At half the price, I might have been a little more generous in my rating (but not by much).

The book starts by giving a brief history of the product, in all its various forms and insists upon pointing to Oracle as being the keeper of the flame for OpenSSO, which is hard to swallow given their stated intention to kill it, removing public access to binaries and to a lot of information. I know the author works for them, but really!

The quality of the writing and editing is poor, with incomplete sentences and fairly complex examples running inline with the text. Just changing font isn’t enough, they need to be extracted from the text and presented in isolation. It isn’t clear how much attention the publisher’s editor paid to the content, but apparently not much. For example, the section entitled “Administrating the Server” would more properly be written as ” Administering the Server”.

URLs just appear out of thin air. How is the user supposed to know these? Is there reason and a scheme behind them? (There is, not a particularly wonderful one, but its there).

Two things really stand out as big problems: The mention of areas which are complex, poorly (or not) documented and where users typically have problems. These are written off as “beyond the scope of this book”, about the third time you read that phrase, it starts to get old. Similarly treatment of the GUI, mentioning that a particular screen has many tabs and going on to say that they are mostly not going to be covered:. Well, sorry, that was what I bought the books for! The second problem is the long and complex command-line examples. There is no explanation of the (many) options, just a three or four line horribly complex commands. No discussion of whether the same thing can be achieved in the GUI. Unless you already know how to use the command line tool, this book won’t help.

If you just follow the flow of the book, type in the examples exactly as shown, click the GUI as told, you will get through the book, but at the end will probably not have learned much.

Since federation is one of the principle selling points of OpenSSO, its absence (other than some canned wizards for a couple of somewhat useless examples) is inexcusable. Not covering entitlements similarly.

The book lost its way.

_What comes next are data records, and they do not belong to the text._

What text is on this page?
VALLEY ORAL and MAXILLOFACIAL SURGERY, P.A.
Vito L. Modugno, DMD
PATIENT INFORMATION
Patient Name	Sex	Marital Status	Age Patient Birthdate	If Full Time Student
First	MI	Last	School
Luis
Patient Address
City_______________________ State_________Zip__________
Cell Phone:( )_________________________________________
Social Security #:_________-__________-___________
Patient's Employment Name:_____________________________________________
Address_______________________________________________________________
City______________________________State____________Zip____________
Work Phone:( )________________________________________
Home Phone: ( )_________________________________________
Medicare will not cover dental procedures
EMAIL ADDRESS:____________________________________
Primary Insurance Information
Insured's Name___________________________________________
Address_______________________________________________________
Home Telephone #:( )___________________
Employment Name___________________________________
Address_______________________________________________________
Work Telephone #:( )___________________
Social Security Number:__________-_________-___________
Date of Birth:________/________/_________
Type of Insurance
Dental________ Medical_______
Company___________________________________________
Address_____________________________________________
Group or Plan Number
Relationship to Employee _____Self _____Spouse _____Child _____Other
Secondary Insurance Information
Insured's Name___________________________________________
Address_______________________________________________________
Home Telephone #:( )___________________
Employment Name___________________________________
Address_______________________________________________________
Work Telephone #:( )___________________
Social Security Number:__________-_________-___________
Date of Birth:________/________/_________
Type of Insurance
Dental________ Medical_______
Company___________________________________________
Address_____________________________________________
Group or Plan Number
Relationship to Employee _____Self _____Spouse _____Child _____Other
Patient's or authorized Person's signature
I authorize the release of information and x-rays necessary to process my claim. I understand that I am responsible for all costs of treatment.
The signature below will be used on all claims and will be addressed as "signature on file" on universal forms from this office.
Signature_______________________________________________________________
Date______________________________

It is not a book on internals (although it delves into them in many areas), its not a book on advanced administration, too much is missing, and its not a book on deployment. It touches on all three, but incompletely.

The book follows the same pattern that has been a huge problem for this series of products since DSAME, thinking that it is reasonable that an end user/administrator should end up extracting and editing huge and complex XML files. Sorry, XML is not a user interface, and never should be. Explaining these as part of an internals description would be fine, but as part of the normal administration process is not (this is not entirely the fault of the book’s author).

If you get to the end of the book, you will (maybe) have succeeded in setting up a highly complex system to put password protection on a webserver and tomcat. Something these products can do natively without any help from OpenSSO. Its the next steps that are important, and the ones totally absent from this book.